L’interruption volontaire de grossesse (IVG) est interdite au Sénégal. Cet article revient sur une enquête auprès des Sénégalaises pour savoir comment cela impactait leur vie.
Avorter au Sénégal, une nécessité économique ?
Amira a 25 ans, a passé deux fois son bac sans succès, et ambitionne désormais d’aller travailler à Dakar pour pouvoir se payer une formation en hôtellerie. Mais en attendant, elle est ici, dans ce petit village de Casamance – une région au sud du Sénégal – et elle a un point de vue bien acéré sur la société dans laquelle elle évolue.
Imagine la famille est pauvre, toi tu es tombée enceinte, et le garçon ne peut pas donner quoi que ce soit… Parfois, tu n’as pas le choix !
« Moi, non, j’ai jamais avorté. Mais je sais pourquoi les gens le font », affirme-t-elle. Parce qu’ici, en Afrique, surtout ici en Casamance, beaucoup de jeunes garçons ne travaillent pas, ils n’ont pas les moyens. Et les filles non plus.

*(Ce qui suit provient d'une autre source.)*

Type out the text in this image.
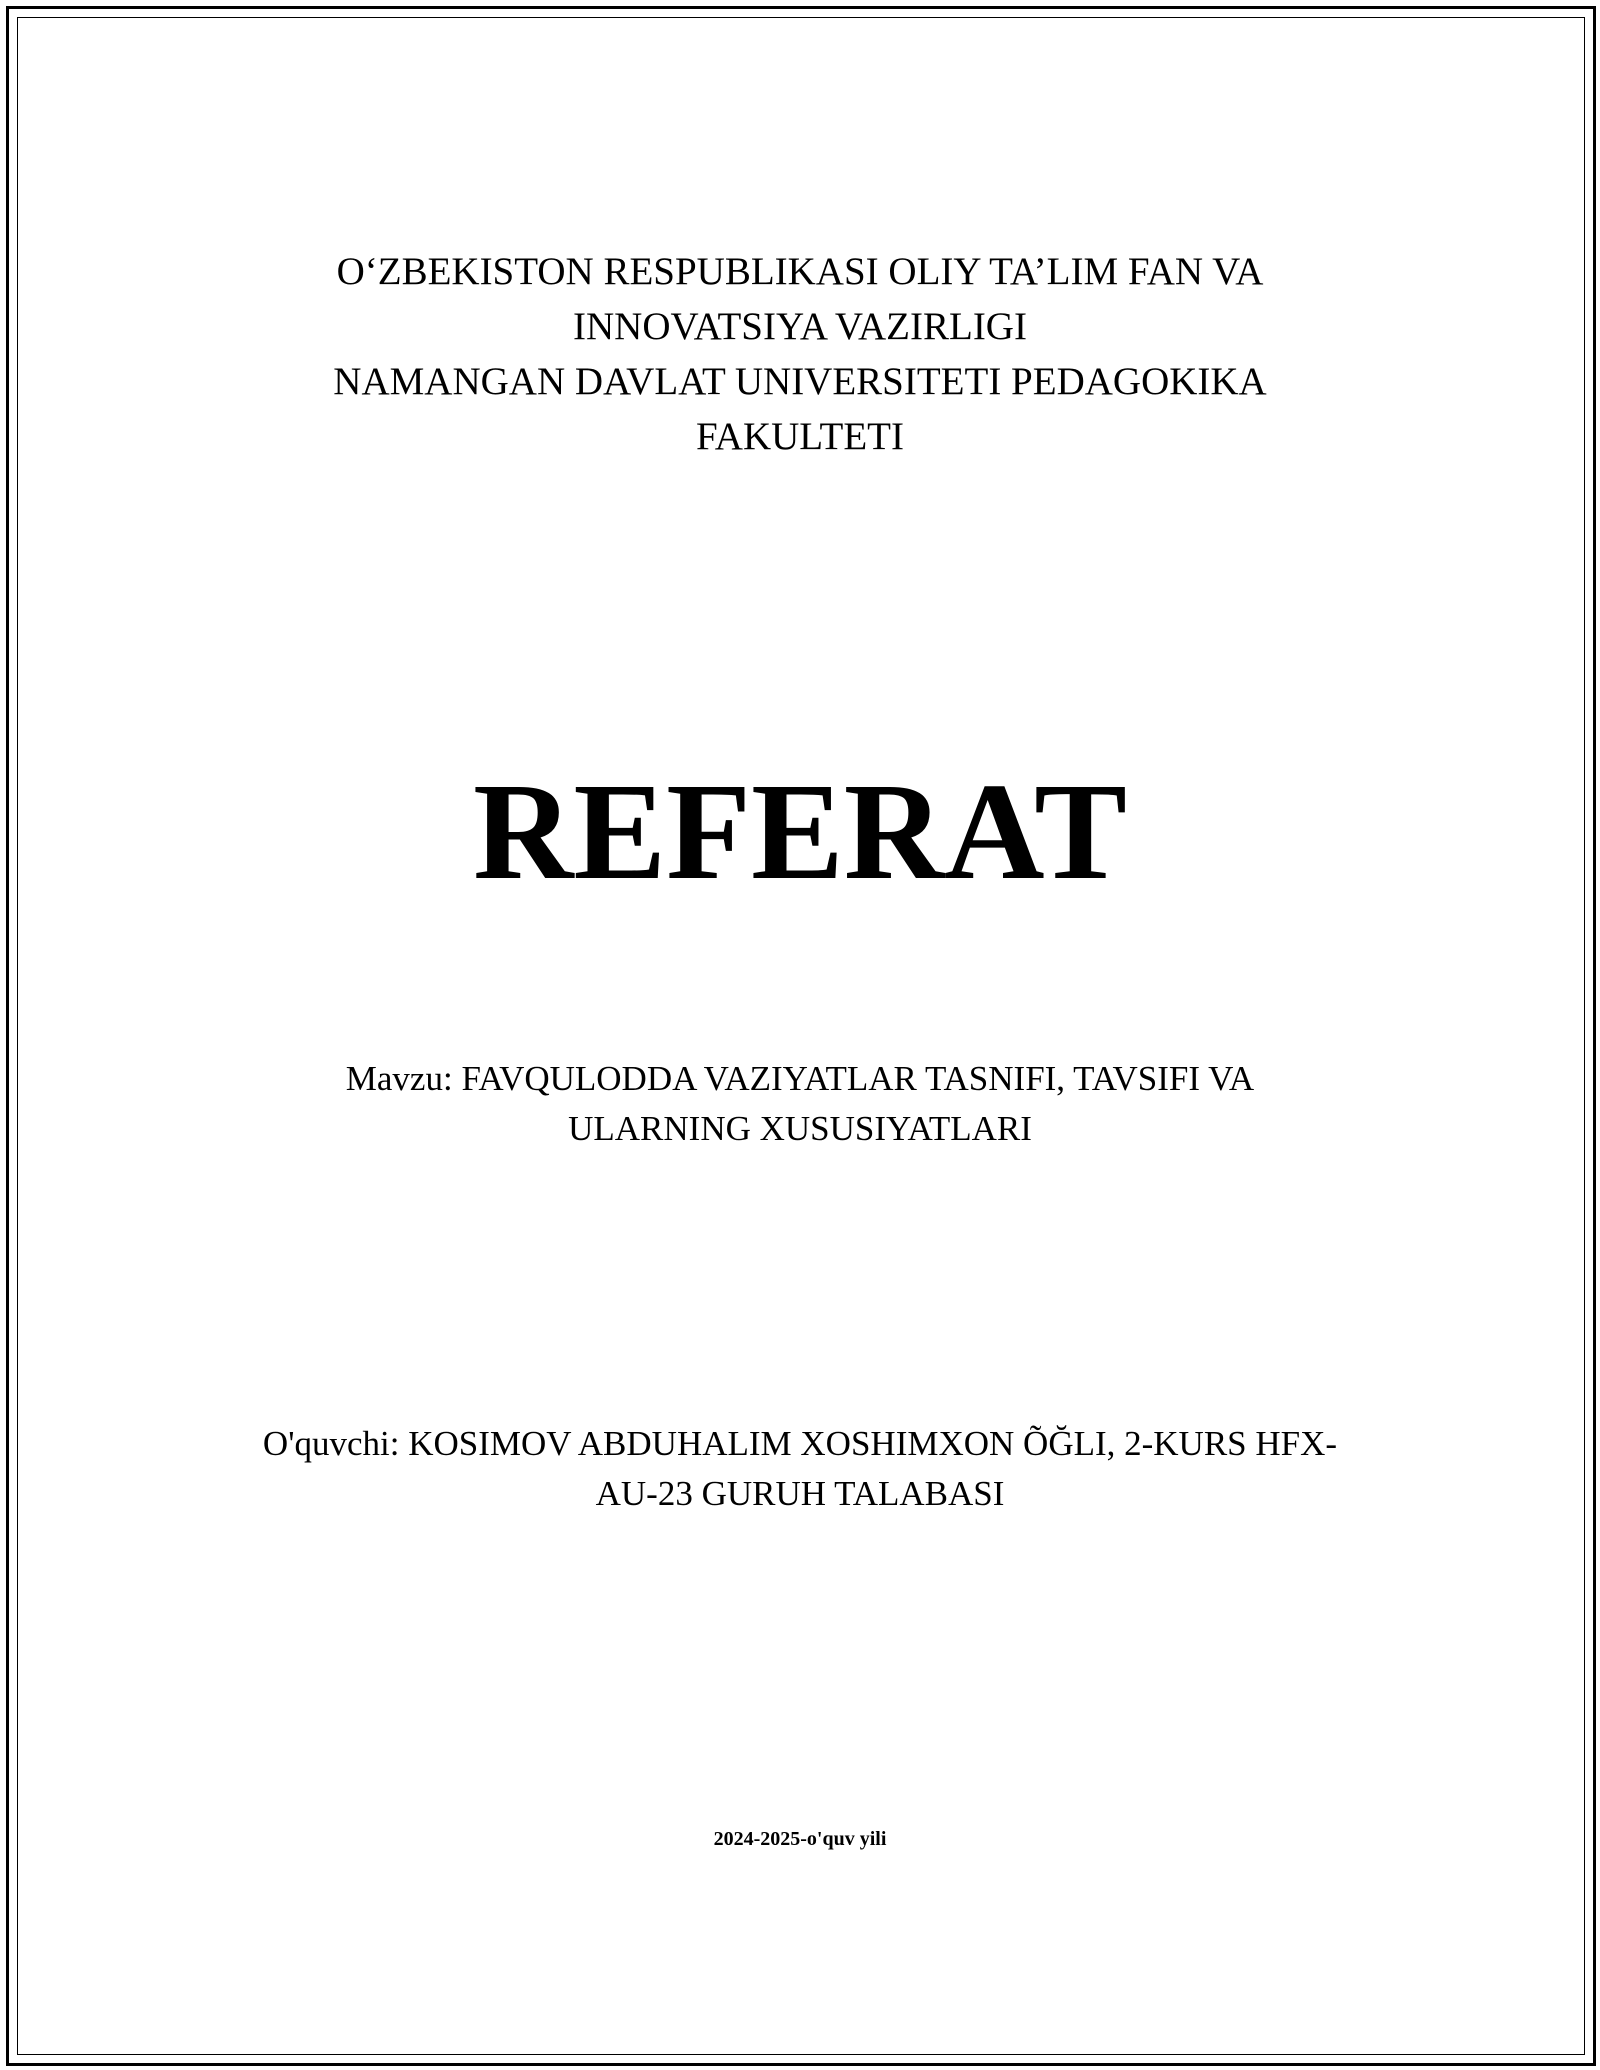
O‘ZBEKISTON RESPUBLIKASI OLIY TA’LIM FAN VA
INNOVATSIYA VAZIRLIGI
NAMANGAN DAVLAT UNIVERSITETI PEDAGOKIKA
FAKULTETI
REFERAT
Mavzu: FAVQULODDA VAZIYATLAR TASNIFI, TAVSIFI VA
ULARNING XUSUSIYATLARI
O'quvchi: KOSIMOV ABDUHALIM XOSHIMXON ÕĞLI, 2-KURS HFX-
AU-23 GURUH TALABASI
2024-2025-o'quv yili
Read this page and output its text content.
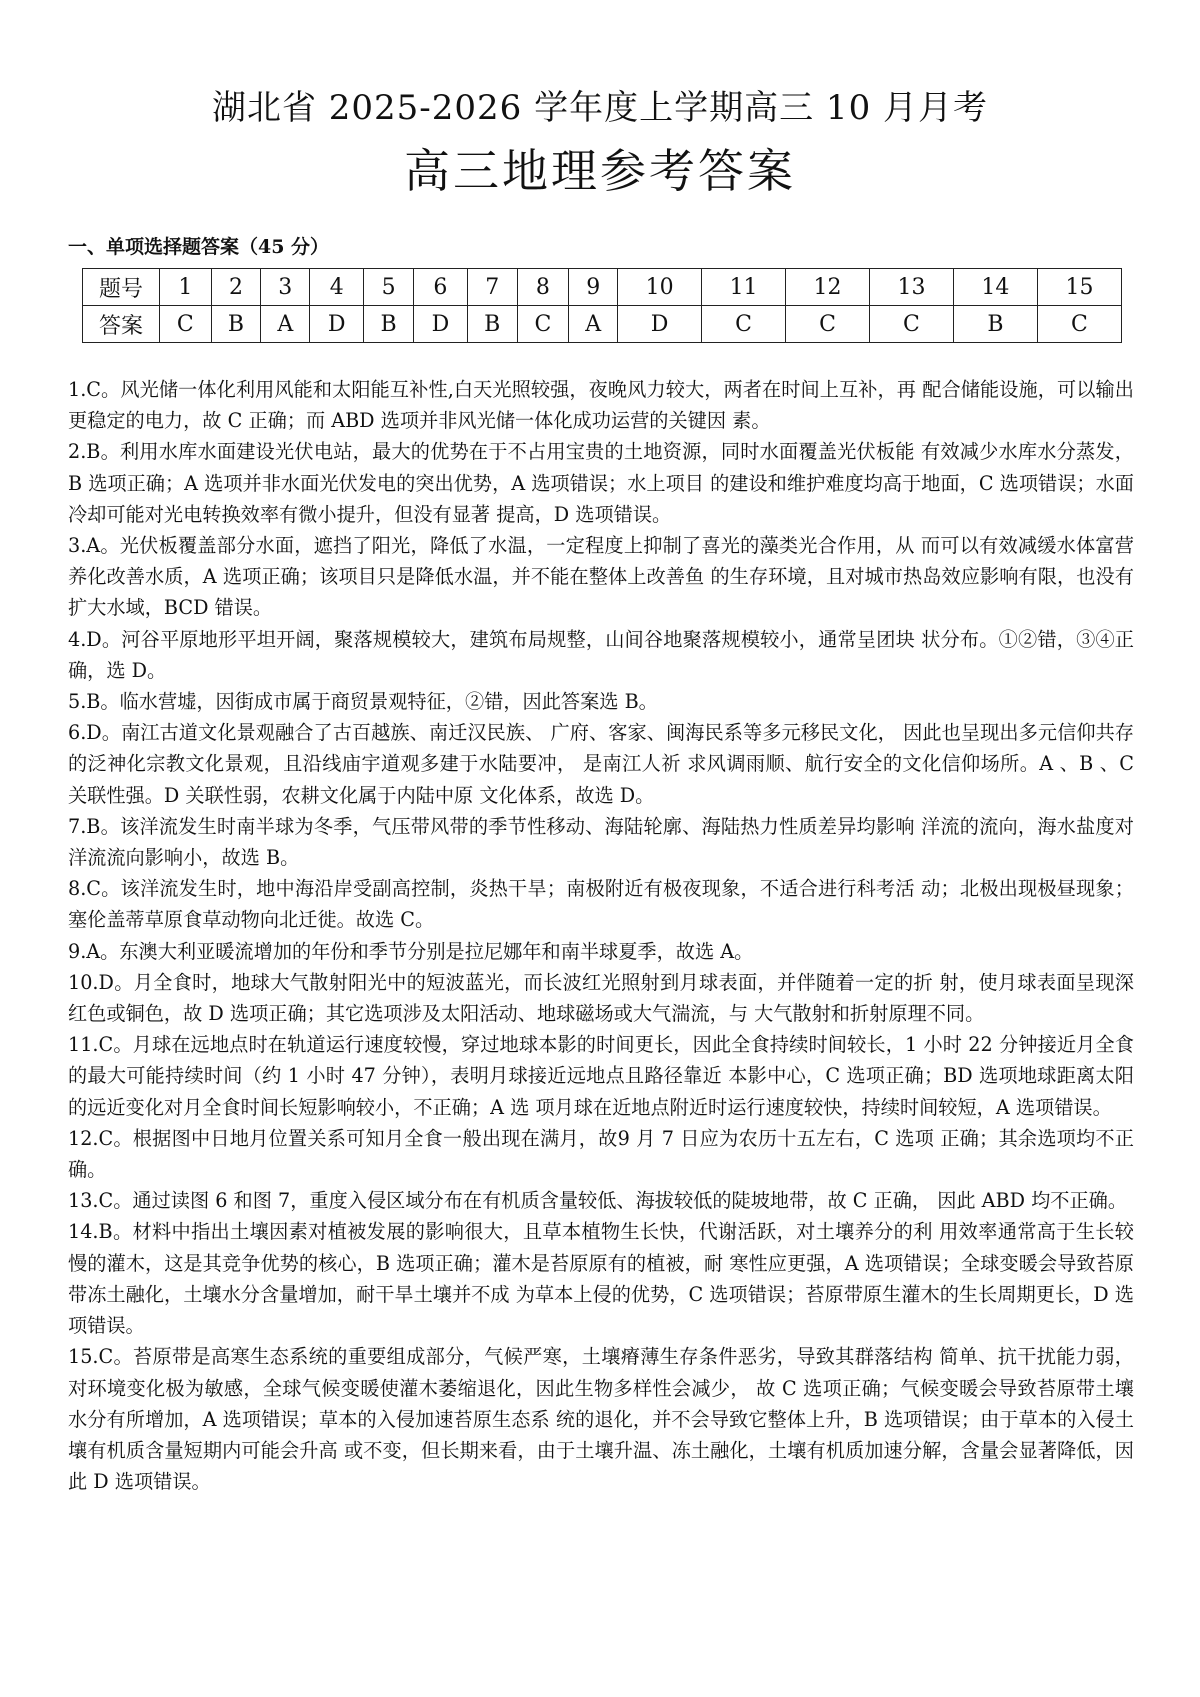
湖北省 2025-2026 学年度上学期高三 10 月月考
高三地理参考答案
一、单项选择题答案（45 分）
题号	1	2	3	4	5	6	7	8	9	10	11	12	13	14	15
答案	C	B	A	D	B	D	B	C	A	D	C	C	C	B	C

1.C。风光储一体化利用风能和太阳能互补性,白天光照较强，夜晚风力较大，两者在时间上互补，再 配合储能设施，可以输出更稳定的电力，故 C 正确；而 ABD 选项并非风光储一体化成功运营的关键因 素。

2.B。利用水库水面建设光伏电站，最大的优势在于不占用宝贵的土地资源，同时水面覆盖光伏板能 有效减少水库水分蒸发，B 选项正确；A 选项并非水面光伏发电的突出优势，A 选项错误；水上项目 的建设和维护难度均高于地面，C 选项错误；水面冷却可能对光电转换效率有微小提升，但没有显著 提高，D 选项错误。

3.A。光伏板覆盖部分水面，遮挡了阳光，降低了水温，一定程度上抑制了喜光的藻类光合作用，从 而可以有效减缓水体富营养化改善水质，A 选项正确；该项目只是降低水温，并不能在整体上改善鱼 的生存环境，且对城市热岛效应影响有限，也没有扩大水域，BCD 错误。

4.D。河谷平原地形平坦开阔，聚落规模较大，建筑布局规整，山间谷地聚落规模较小，通常呈团块 状分布。①②错，③④正确，选 D。

5.B。临水营墟，因街成市属于商贸景观特征，②错，因此答案选 B。

6.D。南江古道文化景观融合了古百越族、南迁汉民族、 广府、客家、闽海民系等多元移民文化， 因此也呈现出多元信仰共存的泛神化宗教文化景观，且沿线庙宇道观多建于水陆要冲， 是南江人祈 求风调雨顺、航行安全的文化信仰场所。A 、B 、C 关联性强。D 关联性弱，农耕文化属于内陆中原 文化体系，故选 D。

7.B。该洋流发生时南半球为冬季，气压带风带的季节性移动、海陆轮廓、海陆热力性质差异均影响 洋流的流向，海水盐度对洋流流向影响小，故选 B。

8.C。该洋流发生时，地中海沿岸受副高控制，炎热干旱；南极附近有极夜现象，不适合进行科考活 动；北极出现极昼现象；塞伦盖蒂草原食草动物向北迁徙。故选 C。

9.A。东澳大利亚暖流增加的年份和季节分别是拉尼娜年和南半球夏季，故选 A。

10.D。月全食时，地球大气散射阳光中的短波蓝光，而长波红光照射到月球表面，并伴随着一定的折 射，使月球表面呈现深红色或铜色，故 D 选项正确；其它选项涉及太阳活动、地球磁场或大气湍流，与 大气散射和折射原理不同。

11.C。月球在远地点时在轨道运行速度较慢，穿过地球本影的时间更长，因此全食持续时间较长，1 小时 22 分钟接近月全食的最大可能持续时间（约 1 小时 47 分钟），表明月球接近远地点且路径靠近 本影中心，C 选项正确；BD 选项地球距离太阳的远近变化对月全食时间长短影响较小，不正确；A 选 项月球在近地点附近时运行速度较快，持续时间较短，A 选项错误。

12.C。根据图中日地月位置关系可知月全食一般出现在满月，故9 月 7 日应为农历十五左右，C 选项 正确；其余选项均不正确。

13.C。通过读图 6 和图 7，重度入侵区域分布在有机质含量较低、海拔较低的陡坡地带，故 C 正确， 因此 ABD 均不正确。

14.B。材料中指出土壤因素对植被发展的影响很大，且草本植物生长快，代谢活跃，对土壤养分的利 用效率通常高于生长较慢的灌木，这是其竞争优势的核心，B 选项正确；灌木是苔原原有的植被，耐 寒性应更强，A 选项错误；全球变暖会导致苔原带冻土融化，土壤水分含量增加，耐干旱土壤并不成 为草本上侵的优势，C 选项错误；苔原带原生灌木的生长周期更长，D 选项错误。

15.C。苔原带是高寒生态系统的重要组成部分，气候严寒，土壤瘠薄生存条件恶劣，导致其群落结构 简单、抗干扰能力弱，对环境变化极为敏感，全球气候变暖使灌木萎缩退化，因此生物多样性会减少， 故 C 选项正确；气候变暖会导致苔原带土壤水分有所增加，A 选项错误；草本的入侵加速苔原生态系 统的退化，并不会导致它整体上升，B 选项错误；由于草本的入侵土壤有机质含量短期内可能会升高 或不变，但长期来看，由于土壤升温、冻土融化，土壤有机质加速分解，含量会显著降低，因此 D 选项错误。
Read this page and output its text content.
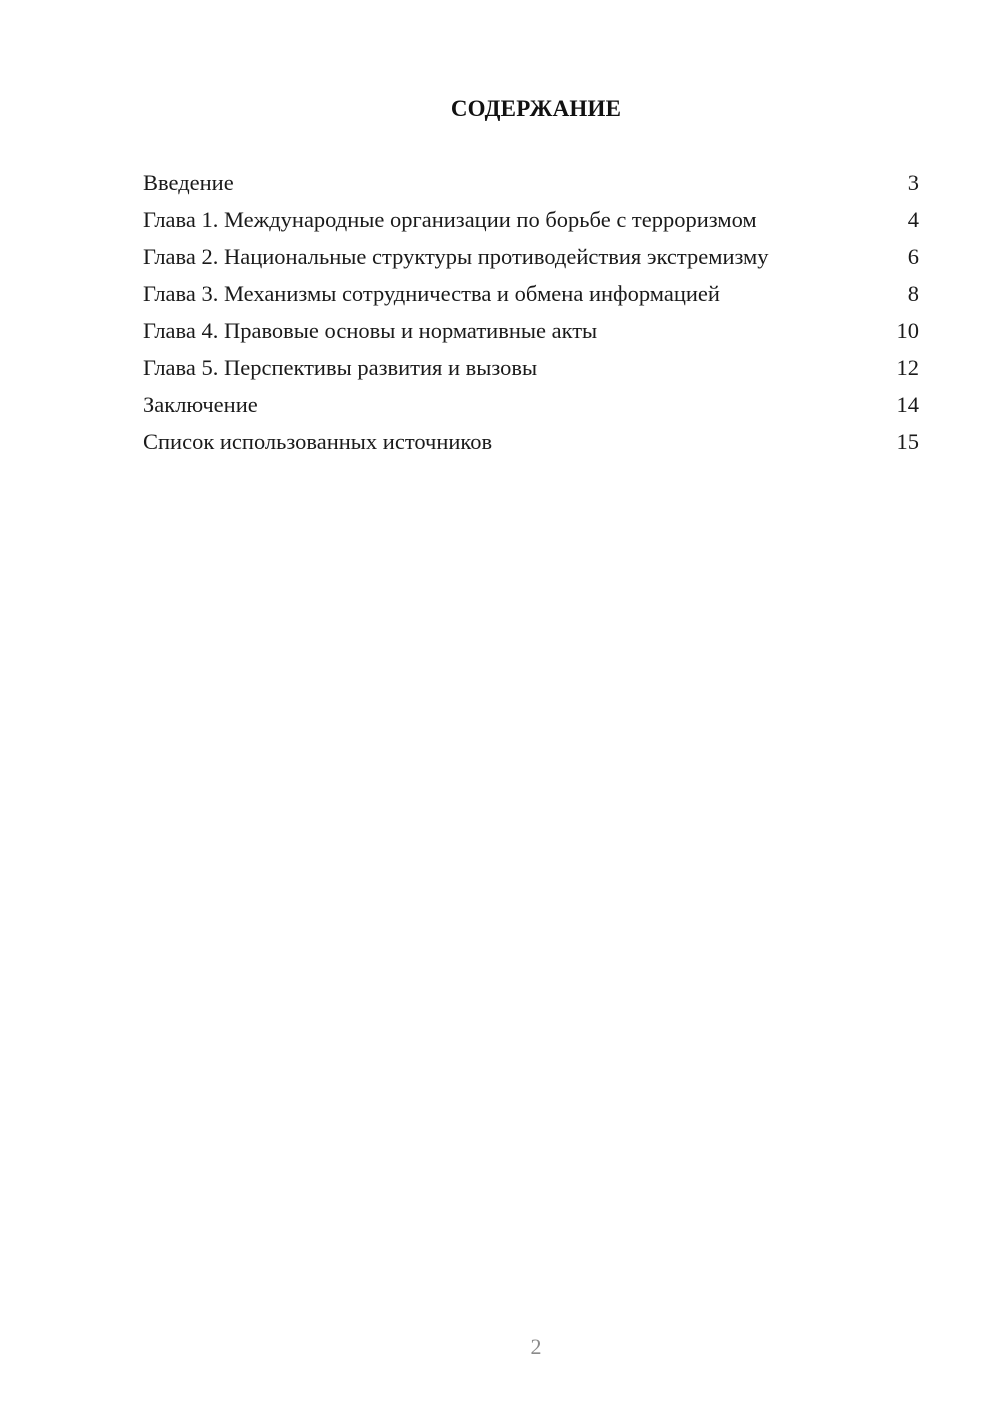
СОДЕРЖАНИЕ
Введение	3
Глава 1. Международные организации по борьбе с терроризмом	4
Глава 2. Национальные структуры противодействия экстремизму	6
Глава 3. Механизмы сотрудничества и обмена информацией	8
Глава 4. Правовые основы и нормативные акты	10
Глава 5. Перспективы развития и вызовы	12
Заключение	14
Список использованных источников	15
2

Il y a beaucoup de chômage, une personne peut étudier jusqu’à son bac et n’avoir rien à faire. Donc tu ne peux pas te permettre d’avoir un enfant.
Imagine la famille est pauvre, toi tu es tombée enceinte, et le garçon ne peut pas donner quoi que ce soit… Parfois, tu n’as pas le choix ! » Et ça encore, c’est lorsque le géniteur accepte de reconnaître sa responsabilité dans la situation. « Il y a beaucoup de gars qui refusent d’admettre que c’est eux. Alors tu n’as pas le choix non plus, tu ne peux pas garder un enfant sans père ?
Le recours à l’avortement clandestin
Amira n’émet aucun jugement, juste des faits. « Mes copines, certaines ont avorté. C’est une méthode traditionnelle, il y a une herbe, tu la piles, et tu la mets avec de l’eau. L’effet n’est pas automatique et immédiat, parfois il faut le prendre pendant des semaines pour que ça finisse par marcher : à chaque fois que tu as soif, tu bois ça. »
Pas question d’aller consulter de toutes façons : « si tu pars à l’hôpital, les gens vont refuser, on va te créer des problèmes » selon elle. La décoction à boire n’est pas le seul moyen d’accéder à l’avortement. La sage-femme du village m’a confié avoir déjà vu arriver une fille très fatiguée, mal en point… Les plantes réduites en poudre, elle les avait mises directement en elle.
Promouvoir la contraception, une urgence dans ces états où l’avortement est illégal
Amira, elle, s’assure de ne pas avoir à faire un tel choix. « Moi, je sais que si j’ai pris un risque, je peux aller à la pharmacie prendre la pilule du lendemain. Mais il y a beaucoup de filles qui ne connaissent pas ça, ou bien qui n’ont pas les moyens car c’est 3663 FCFA. » C’est l’équivalent de cinq à six euros, et ici avec ça tu peux te nourrir pendant plusieurs jours, ainsi que ta famille dans une certaine mesure.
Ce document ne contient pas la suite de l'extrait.